As the Office of Admission finalized its enrollment numbers for 2013 on Tuesday, it revealed a two-fold increase in international student enrollment since 2009, putting Ithaca College on track to meet the goals of the IC 20/20 strategic plan.
According to enrollment figures, 638 international students applied to the college in 2013, compared to 224 students in 2009. They now make up 2 percent of the student population, compared to 1.2 percent in 2009. The IC 20/20 strategic plan calls for this enrollment to increase to 5 percent by 2020, Eric Maguire, vice president of enrollment and communication, said.
“What we viewed was that [5 percent] was a notable increase from what we’ve been historically, and provided a more substantive number that we felt would be more appropriate for our institution, and yet was a realistic and achievable goal… and would have some impact on campus at the same time,” he said.
Although this year two fewer freshman international students attended the college, there has been a steady influx of international freshmen since 2009, Maguire said.
“I am encouraged that [the rates] are both moving in a positive direction and hope to accelerate our upward trajectory in the coming years,” Maguire said.

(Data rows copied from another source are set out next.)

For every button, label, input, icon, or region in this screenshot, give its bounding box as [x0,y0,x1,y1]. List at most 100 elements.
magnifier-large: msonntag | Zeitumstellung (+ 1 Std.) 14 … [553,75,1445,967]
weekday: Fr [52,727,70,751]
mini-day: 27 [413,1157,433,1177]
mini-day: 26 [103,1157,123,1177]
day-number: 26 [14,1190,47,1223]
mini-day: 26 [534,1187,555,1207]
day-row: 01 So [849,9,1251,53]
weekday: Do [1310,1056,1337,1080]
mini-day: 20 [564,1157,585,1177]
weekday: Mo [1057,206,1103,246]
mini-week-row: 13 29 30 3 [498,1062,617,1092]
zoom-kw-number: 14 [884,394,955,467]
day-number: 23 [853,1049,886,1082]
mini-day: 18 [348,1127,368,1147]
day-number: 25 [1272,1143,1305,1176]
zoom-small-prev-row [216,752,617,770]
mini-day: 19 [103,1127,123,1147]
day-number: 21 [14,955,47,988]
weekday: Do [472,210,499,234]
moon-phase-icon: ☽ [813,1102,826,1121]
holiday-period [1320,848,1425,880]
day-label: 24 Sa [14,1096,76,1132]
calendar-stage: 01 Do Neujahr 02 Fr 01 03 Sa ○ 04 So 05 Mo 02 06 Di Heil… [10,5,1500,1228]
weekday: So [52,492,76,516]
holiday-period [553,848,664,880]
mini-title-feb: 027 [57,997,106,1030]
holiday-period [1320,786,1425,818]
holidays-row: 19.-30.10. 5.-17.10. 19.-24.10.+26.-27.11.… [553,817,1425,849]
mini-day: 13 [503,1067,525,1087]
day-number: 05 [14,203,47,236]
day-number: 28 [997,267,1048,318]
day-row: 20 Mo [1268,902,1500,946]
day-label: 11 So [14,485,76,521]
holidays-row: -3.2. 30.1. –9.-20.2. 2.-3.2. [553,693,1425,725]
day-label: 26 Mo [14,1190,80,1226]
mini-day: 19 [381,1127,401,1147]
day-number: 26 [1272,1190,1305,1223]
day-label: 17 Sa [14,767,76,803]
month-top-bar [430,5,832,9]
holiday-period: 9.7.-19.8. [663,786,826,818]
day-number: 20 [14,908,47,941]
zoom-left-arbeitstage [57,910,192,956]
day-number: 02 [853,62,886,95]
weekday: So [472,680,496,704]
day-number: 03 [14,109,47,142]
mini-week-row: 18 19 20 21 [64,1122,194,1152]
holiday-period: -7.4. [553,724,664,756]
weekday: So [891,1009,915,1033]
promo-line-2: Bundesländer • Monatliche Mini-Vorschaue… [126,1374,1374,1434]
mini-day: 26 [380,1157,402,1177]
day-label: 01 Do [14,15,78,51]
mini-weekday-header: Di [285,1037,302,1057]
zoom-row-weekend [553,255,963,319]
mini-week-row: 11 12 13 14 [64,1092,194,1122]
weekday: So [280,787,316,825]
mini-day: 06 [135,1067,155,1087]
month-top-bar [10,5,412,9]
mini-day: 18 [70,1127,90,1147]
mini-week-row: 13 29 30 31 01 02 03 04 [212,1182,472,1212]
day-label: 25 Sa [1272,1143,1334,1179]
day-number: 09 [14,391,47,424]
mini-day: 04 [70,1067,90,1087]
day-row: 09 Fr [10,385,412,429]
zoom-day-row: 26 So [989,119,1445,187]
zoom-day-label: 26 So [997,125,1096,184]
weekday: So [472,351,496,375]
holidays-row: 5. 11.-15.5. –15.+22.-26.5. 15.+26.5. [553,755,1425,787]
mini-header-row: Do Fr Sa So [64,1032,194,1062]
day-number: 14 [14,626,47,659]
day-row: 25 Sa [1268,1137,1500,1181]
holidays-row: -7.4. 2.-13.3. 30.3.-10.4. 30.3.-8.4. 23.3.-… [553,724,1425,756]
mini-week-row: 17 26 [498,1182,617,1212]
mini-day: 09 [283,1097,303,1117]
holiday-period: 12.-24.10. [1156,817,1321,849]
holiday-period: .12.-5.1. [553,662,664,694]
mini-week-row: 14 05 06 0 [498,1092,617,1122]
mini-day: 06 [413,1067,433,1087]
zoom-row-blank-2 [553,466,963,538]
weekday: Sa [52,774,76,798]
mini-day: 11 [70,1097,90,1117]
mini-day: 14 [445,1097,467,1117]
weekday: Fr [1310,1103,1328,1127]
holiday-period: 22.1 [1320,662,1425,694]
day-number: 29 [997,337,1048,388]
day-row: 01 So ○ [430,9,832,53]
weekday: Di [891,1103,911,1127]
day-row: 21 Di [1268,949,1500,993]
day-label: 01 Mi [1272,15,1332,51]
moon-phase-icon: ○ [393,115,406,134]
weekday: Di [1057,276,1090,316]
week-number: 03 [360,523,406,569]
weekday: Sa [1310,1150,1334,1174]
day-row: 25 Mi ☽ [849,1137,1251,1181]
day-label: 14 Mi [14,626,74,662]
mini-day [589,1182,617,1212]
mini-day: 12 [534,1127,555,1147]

Marisa Kelly, provost and vice president of academic affairs, said it is important to continue to foster international connections because of the contributions that international students make to the college community.
“The more we can bring international students to our campus, the more they contribute to that diversity, which is beneficial to the overall educational environment,” Kelly said.
The college has been encouraging greater enrollment through efforts like instituting the test-optional policy and early-action application last year, Maguire said.
The college has been attracting students from foreign countries mainly with its reputable academic departments.
Ben Daumas, a French exchange graduate student who is earning his master’s in communications, said this program specifically drew him to Ithaca.
“I did not know Ithaca College before, but I made some research, and I realized that the communications school was well-known in the U.S.,” Daumas said.
Maguire said the college’s partnership with Shanghai Normal University, which Tom Rochon, president of the college, announced Sept. 24, has potential to stimulate greater international recruitment, though the college is still evaluating how to accomplish this.
The college has also been engaging in talks with the National Association for College Admission Counseling over the past two to three years about new strategies for recruiting students overseas. One strategy involves hiring international agents who live in foreign countries to counsel students who want to study in the U.S. Schools pay agents per student they attract for them.
While countries like Australia and Britain rely on international agents, the American opinion remains fairly split on the issue, according to the Chronicle of Higher Education.
While international agents are a good resource for college recruitment in specific regions, Maguire said, the varying amount of commission the schools pay agencies could introduce biases in where the agents counsel the students to go.
Maguire said the college will decide within the academic year whether or not to use agents, keeping in mind the students’ best interest, as opposed to making decisions based on the college’s financial requirements.
“Before, we didn’t have the clarity to even consider that kind of leverage and opportunity. Now we know from NACAC what the principals are, and we can now consider what is right for us as an institution,” Maguire said.
For now, the college’s recruitment efforts include attending college fairs, visiting high schools and talking directly with students and guidance counselors. Maguire said, however, much of the real recruitment takes place from word of mouth and social media.
“Success would beget success,” he said. “Those students who are coming to campus and are having a good experience are also going back to their countries and talking to folks.”
Word of mouth is how several students, such as Sri Lanka native freshman Brandon Paul, discovered the college. He said he heard about it through his high-school and now-college peer junior Isuru Somasinghe.
Paul said he was considering schools in London and Amsterdam, but they did not offer general education classes. He said he preferred the broader liberal arts education offered by the college.
Likewise, Somasinghe said he chose the college because of the influence of friends, the liberal arts experience and a good financial aid package, in addition to its location.
Paul and Somasinghe said their private, international high school in Sri Lanka prepared them well for an American college education.
“I’ve had that solid background that has prepared me to apply abroad,” Somasinghe said. “That was always the goal.”
Several other international students said they had no experience with direct recruitment, but discovered the college through web-based searches and lists found in books. Parin Kaba, a freshman from Uganda, used the Fiske Guide in her school’s library.
Freshman Arham Muneer said he came upon the college through the recommendation of his high-school counselor in Pakistan. He said he appreciates both the college’s strong psychology and theater programs and its sense of environmental sustainability.
Upon arriving here, Muneer said the community was commendable for its efforts to include international students as much as possible, beginning with orientation.
“The Office of International Programs really did everything they could to make us feel at home — they were literally like family to us,” he said.